Novel Mutations in LMF1 Gene Cause Hypertriglyceridemia

Dr. Miklos Peterfy (Professor of Biochemistry) and his research team at COMP is investigating the genetic determinants of hypertriglyceridemia (HTG) in order to better understand the disease and develop therapies. HTG is a form of dyslipidemia characterized by high levels of triglycerides (TG) in the circulation leading to recurrent pancreatitis and increased risk for coronary artery disease. In a recent study published in the Journal of Clinical Lipidology, Dr. Peterfy’s team in collaboration with Italian scientists identified mutations in the Lipase Maturation Factor-1 (LMF1) gene as a genetic cause of HTG. Mechanistic investigations revealed that LMF1 is critically required for the production of active Lipoprotein Lipase, a principal enzyme in the breakdown of plasma triglycerides. Current efforts in the Peterfy laboratory aim to develop gene therapy approaches using genetically engineered mouse models of HTG.


A Novel Mechanism Regulating Brain Protein Homeostasis and Leaning and Memory in Mice

Dr. Xiaoning Bi (Professor of Physiology), together with her team in COMP, and her collaborator Dr. Michel Baudry (Dean, GCBS) have identified a new mechanism contributing to the regulation of protein synthesis and protein degradation in mammalian brain. Specifically, they have found that the Angelman syndrome protein UBE3A controls the levels of p18, a protein localized on the lysosome, a cellular digestion organelle, thereby regulating the activity of a master protein kinase, mTORC1, which controls protein synthesis and degradation.
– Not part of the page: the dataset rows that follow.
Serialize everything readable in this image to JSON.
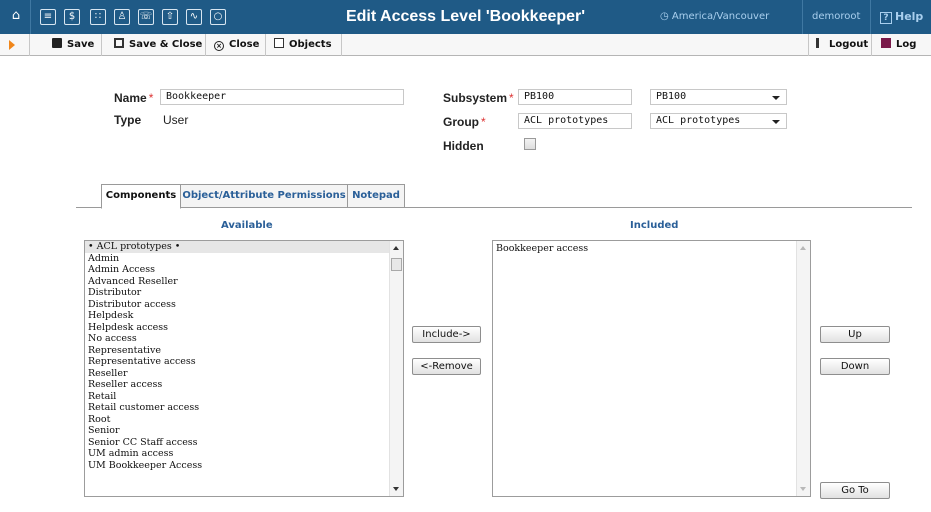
{
  "window": {
    "title": "Edit Access Level 'Bookkeeper'",
    "timezone": "America/Vancouver",
    "user": "demoroot",
    "help_label": "Help"
  },
  "toolbar": {
    "save": "Save",
    "save_close": "Save & Close",
    "close": "Close",
    "objects": "Objects",
    "logout": "Logout",
    "log": "Log"
  },
  "form": {
    "name_label": "Name",
    "name_value": "Bookkeeper",
    "type_label": "Type",
    "type_value": "User",
    "subsystem_label": "Subsystem",
    "subsystem_value": "PB100",
    "subsystem_select": "PB100",
    "group_label": "Group",
    "group_value": "ACL prototypes",
    "group_select": "ACL prototypes",
    "hidden_label": "Hidden",
    "required_mark": "*"
  },
  "tabs": [
    {
      "label": "Components",
      "active": true
    },
    {
      "label": "Object/Attribute Permissions",
      "active": false
    },
    {
      "label": "Notepad",
      "active": false
    }
  ],
  "components": {
    "available_header": "Available",
    "included_header": "Included",
    "available": [
      "• ACL prototypes •",
      "Admin",
      "Admin Access",
      "Advanced Reseller",
      "Distributor",
      "Distributor access",
      "Helpdesk",
      "Helpdesk access",
      "No access",
      "Representative",
      "Representative access",
      "Reseller",
      "Reseller access",
      "Retail",
      "Retail customer access",
      "Root",
      "Senior",
      "Senior CC Staff access",
      "UM admin access",
      "UM Bookkeeper Access"
    ],
    "included": [
      "Bookkeeper access"
    ],
    "include_button": "Include->",
    "remove_button": "<-Remove",
    "up_button": "Up",
    "down_button": "Down",
    "goto_button": "Go To"
  }
}
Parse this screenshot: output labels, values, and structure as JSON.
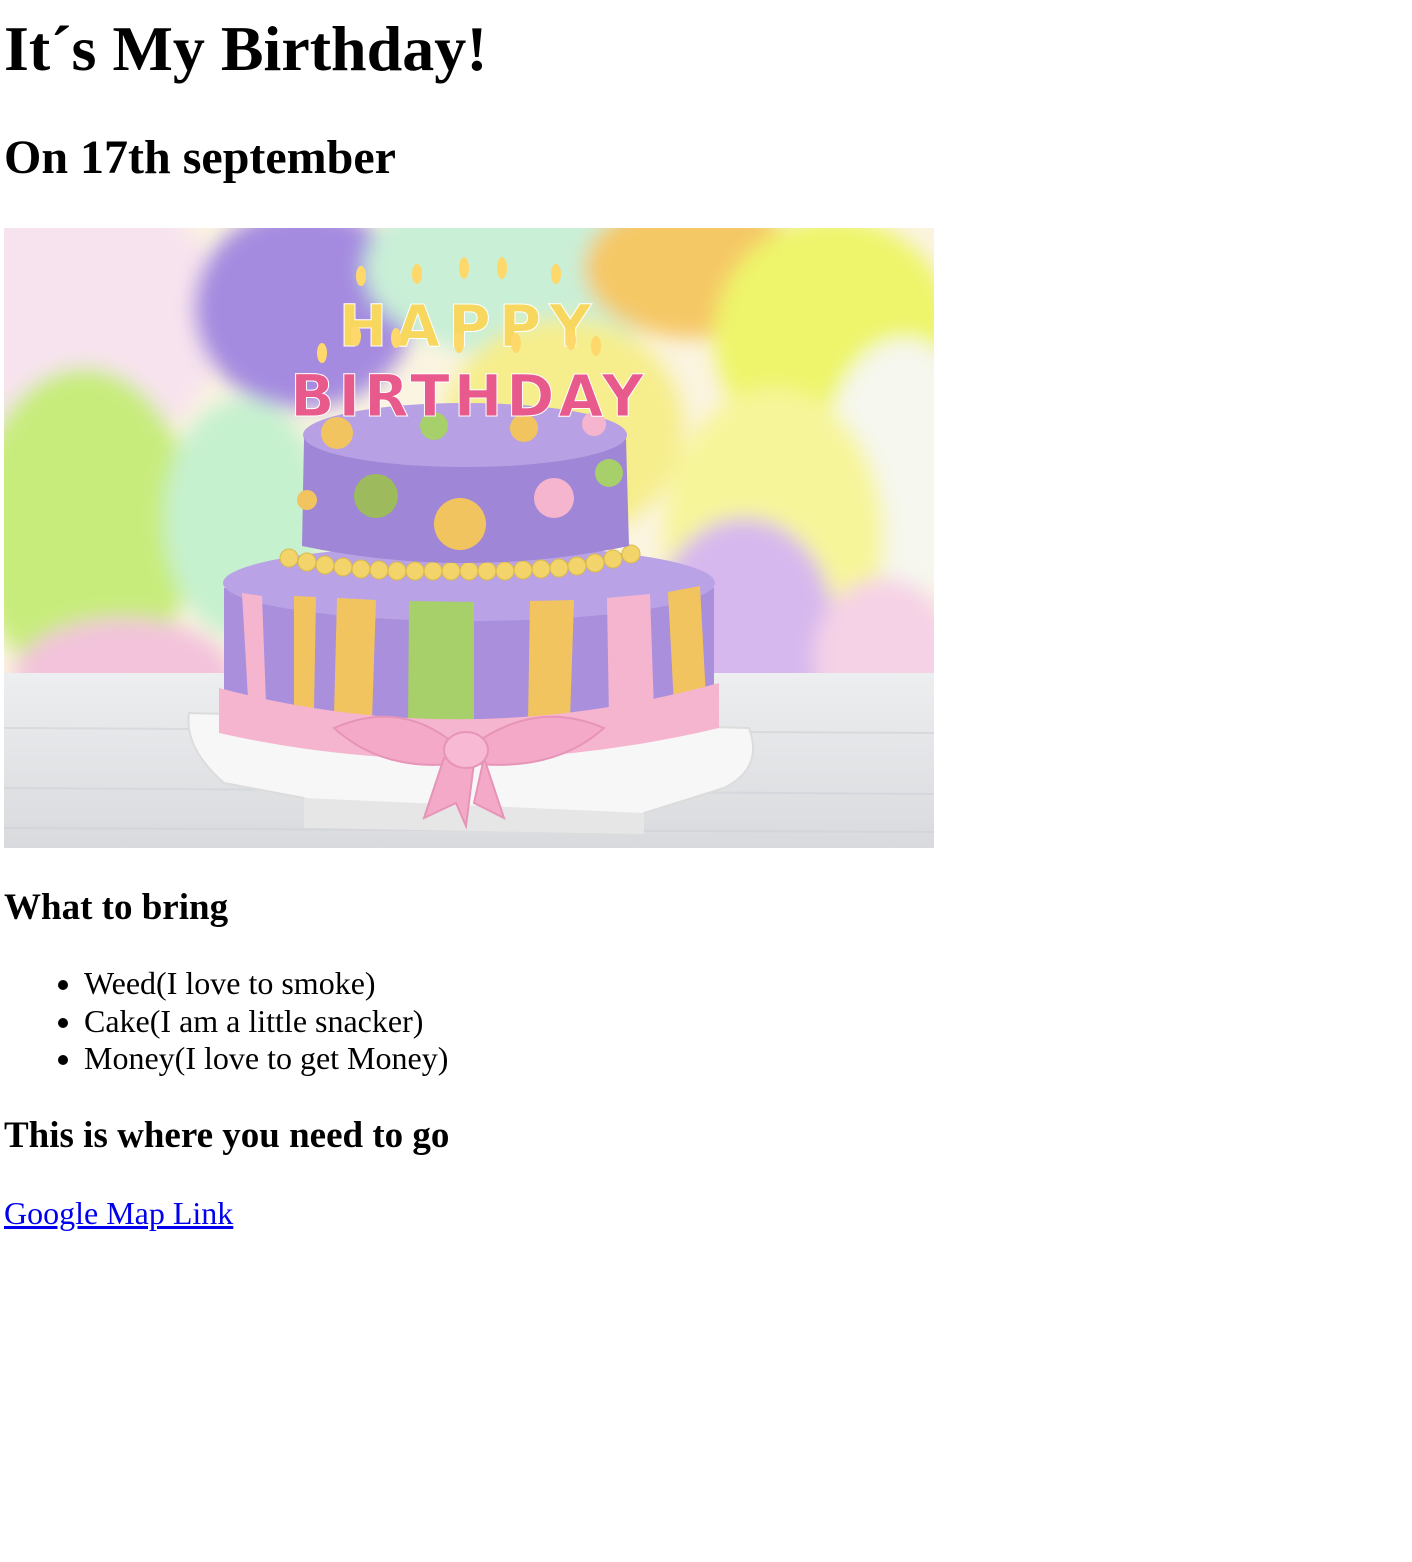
{
  "page": {
    "title": "It´s My Birthday!",
    "date_heading": "On 17th september"
  },
  "image": {
    "alt": "",
    "topper_word_1": "HAPPY",
    "topper_word_2": "BIRTHDAY",
    "colors": {
      "lilac": "#a98fdc",
      "yellow": "#f2c45f",
      "green": "#a7cf6a",
      "pink": "#f6b5cf",
      "board": "#f4f4f4"
    }
  },
  "bring": {
    "heading": "What to bring",
    "items": [
      "Weed(I love to smoke)",
      "Cake(I am a little snacker)",
      "Money(I love to get Money)"
    ]
  },
  "location": {
    "heading": "This is where you need to go",
    "link_label": "Google Map Link"
  },
  "theme": {
    "link_color": "#0000ee",
    "text_color": "#000000"
  }
}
UBE3A down regulation in normal mice or deficiency as found in a mouse model of Angelman syndrome results in increased p18 levels, overactivation of mTORC1, and learning impairment. Reducing p18 levels by genetic manipulations not only normalized mTORC1 activity but also rescued learning impairment in the mouse model of Angelman syndrome. These findings, supported by NIH funds, have been recently published in the online journal eLife (https://elifesciences.org/articles/37993). Since abnormal mTORC1 activation has been implicated in multiple diseases, including autism spectrum disorders, Alzheimer’s disease, type II diabetes, and cancers, these findings may also shed light on their mechanisms and help developing potential therapeutic strategies for these diseases.